Daboll worked with offensive coordinator Brian Schottenheimer with the Jets, whose offense has similarities with the one that Cam Cameron used in San Diego and Baltimore, and with Josh McDaniels under Charlie Weis and Romeo Crennel with Bill Belichick's Patriots.

Pennington told The Palm Beach Post that he expected Daboll's offense to reflect his mentors but not be overly different from what Henning ran for three years in Miami.

"I think he's taken what he likes from the New England style of offense, and what he's liked from Brian Schottenheimer," Pennington said. "I think it's going to be a combination of things -- things that he liked and things that he felt really good about how to attack a defense.

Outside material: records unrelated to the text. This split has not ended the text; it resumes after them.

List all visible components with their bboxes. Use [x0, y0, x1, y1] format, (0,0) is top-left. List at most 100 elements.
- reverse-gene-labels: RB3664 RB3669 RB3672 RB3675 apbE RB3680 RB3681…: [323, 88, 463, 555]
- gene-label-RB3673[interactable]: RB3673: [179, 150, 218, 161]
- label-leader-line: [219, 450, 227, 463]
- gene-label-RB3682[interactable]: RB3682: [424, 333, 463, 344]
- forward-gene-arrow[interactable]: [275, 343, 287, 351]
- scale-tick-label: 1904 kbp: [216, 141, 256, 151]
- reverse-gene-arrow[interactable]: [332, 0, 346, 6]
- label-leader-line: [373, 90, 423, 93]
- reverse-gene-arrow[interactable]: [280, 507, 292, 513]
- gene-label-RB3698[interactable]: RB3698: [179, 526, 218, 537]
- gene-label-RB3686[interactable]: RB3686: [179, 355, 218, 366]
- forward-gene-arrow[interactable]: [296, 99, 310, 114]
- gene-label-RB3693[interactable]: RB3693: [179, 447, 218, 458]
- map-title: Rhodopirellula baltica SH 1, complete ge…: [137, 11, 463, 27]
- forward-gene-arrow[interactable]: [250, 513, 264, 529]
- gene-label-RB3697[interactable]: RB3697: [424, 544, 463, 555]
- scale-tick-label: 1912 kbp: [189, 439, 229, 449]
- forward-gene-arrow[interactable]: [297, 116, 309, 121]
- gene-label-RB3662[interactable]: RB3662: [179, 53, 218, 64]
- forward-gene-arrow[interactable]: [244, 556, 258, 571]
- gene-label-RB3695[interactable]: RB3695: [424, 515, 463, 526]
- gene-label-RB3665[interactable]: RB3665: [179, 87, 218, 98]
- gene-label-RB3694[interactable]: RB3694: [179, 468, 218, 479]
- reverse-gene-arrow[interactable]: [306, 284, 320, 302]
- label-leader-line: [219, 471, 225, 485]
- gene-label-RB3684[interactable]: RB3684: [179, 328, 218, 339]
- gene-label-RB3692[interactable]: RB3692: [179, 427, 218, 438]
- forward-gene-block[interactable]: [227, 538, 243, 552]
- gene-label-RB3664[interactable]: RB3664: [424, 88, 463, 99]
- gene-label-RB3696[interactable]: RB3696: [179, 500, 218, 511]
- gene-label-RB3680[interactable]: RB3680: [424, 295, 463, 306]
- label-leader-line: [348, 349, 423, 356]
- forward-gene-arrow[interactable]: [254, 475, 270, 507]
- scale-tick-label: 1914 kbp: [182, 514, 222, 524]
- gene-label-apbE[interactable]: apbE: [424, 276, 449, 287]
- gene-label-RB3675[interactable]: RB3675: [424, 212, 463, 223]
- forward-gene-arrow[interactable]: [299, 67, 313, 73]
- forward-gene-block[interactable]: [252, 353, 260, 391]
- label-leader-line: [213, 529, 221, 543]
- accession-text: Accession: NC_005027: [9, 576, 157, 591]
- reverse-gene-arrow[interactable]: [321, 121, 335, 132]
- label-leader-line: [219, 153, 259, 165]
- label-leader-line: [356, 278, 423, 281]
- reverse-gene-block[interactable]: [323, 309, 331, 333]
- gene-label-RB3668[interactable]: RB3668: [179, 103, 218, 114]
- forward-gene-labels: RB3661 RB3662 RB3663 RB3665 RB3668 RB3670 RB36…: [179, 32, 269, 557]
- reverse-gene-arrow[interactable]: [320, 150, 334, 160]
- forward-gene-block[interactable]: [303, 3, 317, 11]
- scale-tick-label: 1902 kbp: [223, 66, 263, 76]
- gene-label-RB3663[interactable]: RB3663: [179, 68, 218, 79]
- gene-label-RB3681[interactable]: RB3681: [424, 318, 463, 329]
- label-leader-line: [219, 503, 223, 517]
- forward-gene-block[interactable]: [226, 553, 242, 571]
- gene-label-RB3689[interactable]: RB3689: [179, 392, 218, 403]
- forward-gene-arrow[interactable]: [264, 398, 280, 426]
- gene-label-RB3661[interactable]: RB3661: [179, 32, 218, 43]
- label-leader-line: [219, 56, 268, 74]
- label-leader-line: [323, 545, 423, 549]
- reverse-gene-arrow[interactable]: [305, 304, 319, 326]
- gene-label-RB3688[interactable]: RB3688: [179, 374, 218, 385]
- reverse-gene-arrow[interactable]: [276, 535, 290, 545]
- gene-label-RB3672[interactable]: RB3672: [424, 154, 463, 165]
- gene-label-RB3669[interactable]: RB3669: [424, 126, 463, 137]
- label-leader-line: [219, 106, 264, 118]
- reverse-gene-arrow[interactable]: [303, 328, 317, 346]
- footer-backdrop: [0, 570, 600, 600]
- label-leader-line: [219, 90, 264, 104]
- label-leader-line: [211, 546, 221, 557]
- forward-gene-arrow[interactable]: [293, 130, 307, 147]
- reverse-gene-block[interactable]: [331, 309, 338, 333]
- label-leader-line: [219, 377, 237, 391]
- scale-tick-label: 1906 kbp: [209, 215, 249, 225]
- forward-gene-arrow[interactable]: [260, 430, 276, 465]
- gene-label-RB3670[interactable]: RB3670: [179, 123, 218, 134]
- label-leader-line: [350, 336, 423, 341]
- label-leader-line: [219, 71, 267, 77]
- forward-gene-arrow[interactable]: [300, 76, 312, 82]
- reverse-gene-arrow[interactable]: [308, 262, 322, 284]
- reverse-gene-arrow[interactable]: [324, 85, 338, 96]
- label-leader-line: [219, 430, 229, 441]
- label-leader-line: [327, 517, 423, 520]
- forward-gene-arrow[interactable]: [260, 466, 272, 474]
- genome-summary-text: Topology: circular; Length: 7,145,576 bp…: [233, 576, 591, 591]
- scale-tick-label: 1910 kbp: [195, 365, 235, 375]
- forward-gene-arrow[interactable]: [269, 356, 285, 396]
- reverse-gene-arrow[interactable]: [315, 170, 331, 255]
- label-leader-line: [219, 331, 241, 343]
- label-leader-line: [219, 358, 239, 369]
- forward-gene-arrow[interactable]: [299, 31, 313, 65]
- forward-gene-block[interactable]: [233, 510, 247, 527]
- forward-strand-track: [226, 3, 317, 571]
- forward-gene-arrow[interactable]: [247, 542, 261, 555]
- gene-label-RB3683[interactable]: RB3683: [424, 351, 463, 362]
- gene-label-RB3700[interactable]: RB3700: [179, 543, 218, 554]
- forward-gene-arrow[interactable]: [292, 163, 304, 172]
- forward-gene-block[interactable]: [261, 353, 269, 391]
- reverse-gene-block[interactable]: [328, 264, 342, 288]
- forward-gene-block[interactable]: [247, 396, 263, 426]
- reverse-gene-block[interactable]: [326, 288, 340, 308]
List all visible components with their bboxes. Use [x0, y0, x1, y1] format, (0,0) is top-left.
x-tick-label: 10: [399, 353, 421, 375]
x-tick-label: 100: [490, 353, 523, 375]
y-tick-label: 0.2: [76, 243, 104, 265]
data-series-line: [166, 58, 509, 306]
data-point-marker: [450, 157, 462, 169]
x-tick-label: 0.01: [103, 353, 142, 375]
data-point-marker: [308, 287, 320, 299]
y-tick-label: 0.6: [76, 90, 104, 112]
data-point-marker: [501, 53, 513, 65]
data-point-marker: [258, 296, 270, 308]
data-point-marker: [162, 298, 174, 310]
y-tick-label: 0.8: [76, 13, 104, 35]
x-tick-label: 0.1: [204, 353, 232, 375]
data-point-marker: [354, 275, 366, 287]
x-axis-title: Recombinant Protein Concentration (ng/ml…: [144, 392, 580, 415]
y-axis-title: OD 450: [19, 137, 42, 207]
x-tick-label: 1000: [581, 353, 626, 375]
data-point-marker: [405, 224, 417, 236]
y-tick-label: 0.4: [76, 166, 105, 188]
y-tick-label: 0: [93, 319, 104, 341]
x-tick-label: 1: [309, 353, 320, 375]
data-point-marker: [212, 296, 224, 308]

"There may be some things that carry over from Dan's system, which I think is a positive, so that everything is not totally new. And then there's obviously going to be some new concepts and some new ways of doing things, the way Brian wants them to be done, and I think it's certainly a positive step for the Dolphins."

Dallas Cowboys tight ends coach John Garrett and San Diego Chargers tight ends/assistant head coach Rob Chudzinski -- also a former Browns offensive coordinator -- were believed to have interviewed for the Dolphins' offensive coordinator job. Garrett will remain with the Cowboys to serve as passing game coordinator, and Chudzinski on Monday was hired as the Carolina Panthers' offensive coordinator.

Pennington said he planned to return next season after undergoing a fourth career shoulder surgery last month.

"I'm going to make a run at it, and the reason I am is that I still have that fire inside," Pennington told The Post. "I have to go out and see if my shoulder can respond. If it doesn't respond, I can live with that. But if it does, or it could have responded and I didn't give it a chance, I don't think I could live with that."

The Associated Press contributed to this report.